Although the proposal would not significantly weaken the quality of assets of Australia’s authorised deposit-taking institutions (ADI), it could lead to risks building up in the system, the firm said.
Current lending guidelines forced ADIs to assess loan serviceability while using the higher of a seven per cent interest rate floor or two per cent buffer over the loan’s interest rate while most institutions adopted interest rates above these guidelines.
Fitch also said that other components of underwriting were strengthened significantly since the interest rate floor was first introduced in late 2014, including total debt-servicing measures and expense verification which meant that the quality of mortgages originated under the new framework should still be better than that of mortgages originated prior to 2015.

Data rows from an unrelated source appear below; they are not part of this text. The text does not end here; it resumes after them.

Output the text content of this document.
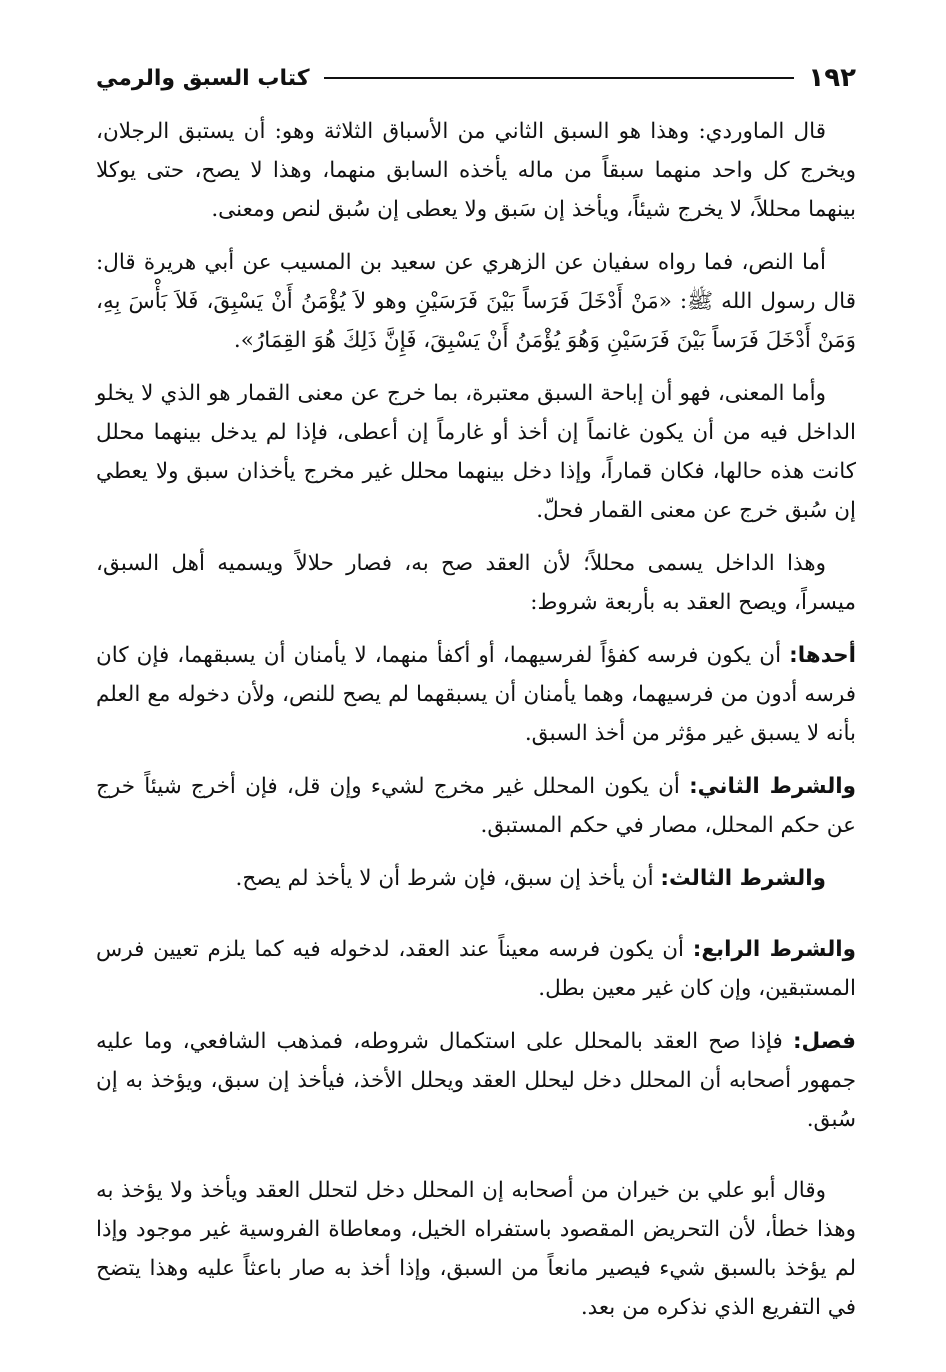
١٩٢
كتاب السبق والرمي

قال الماوردي: وهذا هو السبق الثاني من الأسباق الثلاثة وهو: أن يستبق الرجلان، ويخرج كل واحد منهما سبقاً من ماله يأخذه السابق منهما، وهذا لا يصح، حتى يوكلا بينهما محللاً، لا يخرج شيئاً، ويأخذ إن سَبق ولا يعطى إن سُبق لنص ومعنى.

أما النص، فما رواه سفيان عن الزهري عن سعيد بن المسيب عن أبي هريرة قال: قال رسول الله ﷺ: «مَنْ أَدْخَلَ فَرَساً بَيْنَ فَرَسَيْنِ وهو لاَ يُؤْمَنُ أَنْ يَسْبِقَ، فَلاَ بَأْسَ بِهِ، وَمَنْ أَدْخَلَ فَرَساً بَيْنَ فَرَسَيْنِ وَهُوَ يُؤْمَنُ أَنْ يَسْبِقَ، فَإِنَّ ذَلِكَ هُوَ القِمَارُ».

وأما المعنى، فهو أن إباحة السبق معتبرة، بما خرج عن معنى القمار هو الذي لا يخلو الداخل فيه من أن يكون غانماً إن أخذ أو غارماً إن أعطى، فإذا لم يدخل بينهما محلل كانت هذه حالها، فكان قماراً، وإذا دخل بينهما محلل غير مخرج يأخذان سبق ولا يعطي إن سُبق خرج عن معنى القمار فحلّ.

وهذا الداخل يسمى محللاً؛ لأن العقد صح به، فصار حلالاً ويسميه أهل السبق، ميسراً، ويصح العقد به بأربعة شروط:

أحدها: أن يكون فرسه كفؤاً لفرسيهما، أو أكفأ منهما، لا يأمنان أن يسبقهما، فإن كان فرسه أدون من فرسيهما، وهما يأمنان أن يسبقهما لم يصح للنص، ولأن دخوله مع العلم بأنه لا يسبق غير مؤثر من أخذ السبق.

والشرط الثاني: أن يكون المحلل غير مخرج لشيء وإن قل، فإن أخرج شيئاً خرج عن حكم المحلل، مصار في حكم المستبق.

والشرط الثالث: أن يأخذ إن سبق، فإن شرط أن لا يأخذ لم يصح.

والشرط الرابع: أن يكون فرسه معيناً عند العقد، لدخوله فيه كما يلزم تعيين فرس المستبقين، وإن كان غير معين بطل.

فصل: فإذا صح العقد بالمحلل على استكمال شروطه، فمذهب الشافعي، وما عليه جمهور أصحابه أن المحلل دخل ليحلل العقد ويحلل الأخذ، فيأخذ إن سبق، ويؤخذ به إن سُبق.

وقال أبو علي بن خيران من أصحابه إن المحلل دخل لتحلل العقد ويأخذ ولا يؤخذ به وهذا خطأ، لأن التحريض المقصود باستفراه الخيل، ومعاطاة الفروسية غير موجود وإذا لم يؤخذ بالسبق شيء فيصير مانعاً من السبق، وإذا أخذ به صار باعثاً عليه وهذا يتضح في التفريع الذي نذكره من بعد.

“APRA’s proposals follow the removal of investor lending and interest-only speed limits in 2018 if certain conditions were met and represent further loosening in prudential standards and guidelines,” Fitch said.
“Many of these controls were introduced as temporary measures amid rapidly rising house prices, which have since abated, in a low interest-rate and high household-debt environment.
“We expect the regulator to re-impose limits should risks re-emerge. The proposal is subject to a consultation process, which closes 18 June, 2019.”